Join the discussion 4 Comments

  • Alan Gould says:

    In my first 20 Canberra years I recall no beggars. Now, shopping at Dickson Woolworths three times or so per week, there will be usually just one male near the door on some mat, a hat gaping as the shoppers crowd past him. I recognise several, they mostly look cadaverous, will not meet anyone’s eye. It may well be they are abject, but they certainly ‘do’ the abject. They offer no performance, nor voice a plea. I give them nothing, and that is a resolution. They are now more frequent than the buskers who, alas, sing their hearts out, and who I will sometimes leave a brass coin, and when the music is too vile, will be vehement in not doing so.

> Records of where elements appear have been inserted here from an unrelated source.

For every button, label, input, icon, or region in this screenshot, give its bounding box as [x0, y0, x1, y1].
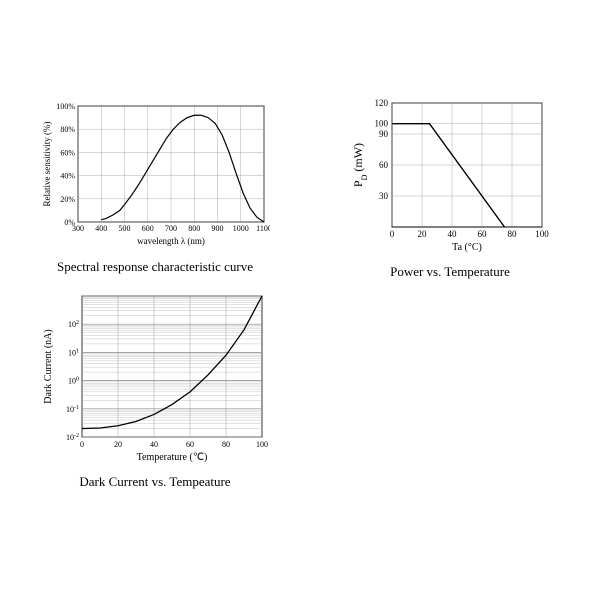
svg-text:100: 100 — [68, 377, 79, 386]
svg-text:Ta (°C): Ta (°C) — [452, 242, 482, 253]
svg-text:700: 700 — [165, 224, 177, 233]
power-chart: 020406080100306090100120Ta (°C)PD (mW) P… — [350, 95, 550, 280]
dark-chart: 10-2 10-1 100 101 102 0 20 40 60 80 100 Temperature… — [40, 290, 270, 490]
svg-text:60%: 60% — [60, 148, 75, 157]
svg-text:80%: 80% — [60, 125, 75, 134]
svg-text:80: 80 — [222, 440, 230, 449]
svg-text:500: 500 — [119, 224, 131, 233]
svg-text:10-2: 10-2 — [66, 433, 79, 442]
svg-text:90: 90 — [379, 129, 389, 139]
svg-text:1100: 1100 — [256, 224, 270, 233]
svg-text:Temperature (℃): Temperature (℃) — [137, 452, 208, 463]
svg-text:20: 20 — [418, 229, 428, 239]
dark-caption: Dark Current vs. Tempeature — [40, 474, 270, 490]
svg-text:100: 100 — [535, 229, 549, 239]
svg-text:0: 0 — [80, 440, 84, 449]
spectral-chart: 300400500600700800900100011000%20%40%60%… — [40, 100, 270, 275]
svg-text:100%: 100% — [56, 102, 75, 111]
svg-text:Relative sensitivity (%): Relative sensitivity (%) — [42, 122, 52, 207]
svg-text:80: 80 — [508, 229, 518, 239]
svg-text:120: 120 — [375, 98, 389, 108]
svg-text:400: 400 — [95, 224, 107, 233]
svg-text:600: 600 — [142, 224, 154, 233]
dark-plot: 10-2 10-1 100 101 102 0 20 40 60 80 100 Temperature… — [40, 290, 270, 465]
svg-text:40: 40 — [150, 440, 158, 449]
svg-text:20: 20 — [114, 440, 122, 449]
svg-text:60: 60 — [379, 160, 389, 170]
svg-text:900: 900 — [212, 224, 224, 233]
svg-text:60: 60 — [478, 229, 488, 239]
svg-text:40%: 40% — [60, 172, 75, 181]
svg-text:10-1: 10-1 — [66, 405, 79, 414]
svg-text:100: 100 — [256, 440, 268, 449]
svg-text:20%: 20% — [60, 195, 75, 204]
svg-text:102: 102 — [68, 320, 79, 329]
svg-text:1000: 1000 — [233, 224, 249, 233]
svg-text:wavelength λ (nm): wavelength λ (nm) — [137, 236, 205, 246]
spectral-caption: Spectral response characteristic curve — [40, 259, 270, 275]
svg-text:0: 0 — [390, 229, 395, 239]
svg-text:101: 101 — [68, 348, 79, 357]
svg-text:100: 100 — [375, 119, 389, 129]
svg-text:30: 30 — [379, 191, 389, 201]
svg-text:40: 40 — [448, 229, 458, 239]
svg-text:PD (mW): PD (mW) — [351, 143, 369, 187]
power-plot: 020406080100306090100120Ta (°C)PD (mW) — [350, 95, 550, 255]
svg-text:60: 60 — [186, 440, 194, 449]
svg-text:Dark Current (nA): Dark Current (nA) — [43, 329, 54, 403]
svg-text:800: 800 — [188, 224, 200, 233]
spectral-plot: 300400500600700800900100011000%20%40%60%… — [40, 100, 270, 250]
svg-text:0%: 0% — [64, 218, 75, 227]
power-caption: Power vs. Temperature — [350, 264, 550, 280]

    While this recrudescence of beggary must say something about our economic inequalities, I doubt it is saying the thing we expect. That is to say, with the shadow of Centrelink and that proportion of the budget that you tell us is welfare, Don, these cadaverous items of demoralisation seem to me odd. Are they desperate? In circumstance maybe, in demeanour no, they present as complacent. If a Centrelink officer patrolled this precinct, put these males (they are all males) on a register that got them the dole (where they did not already have it), would they stop begging? i doubt it. I do not overlook the effects of drug addiction in these cases, but I reckon the beggary, in contrast to past beggary, to be a life-choice, indeed a life-adventure.
    I am wholly aware that this flies in the face of Christ’s Samaritan parable, that one encounters need and addresses it immediacy thoroughly. It is a fine parable, but it does not deal with the circumstance where there is good reason to distrust the appeal because the society has the need covered, and the beggar is on a lifestyle experiment.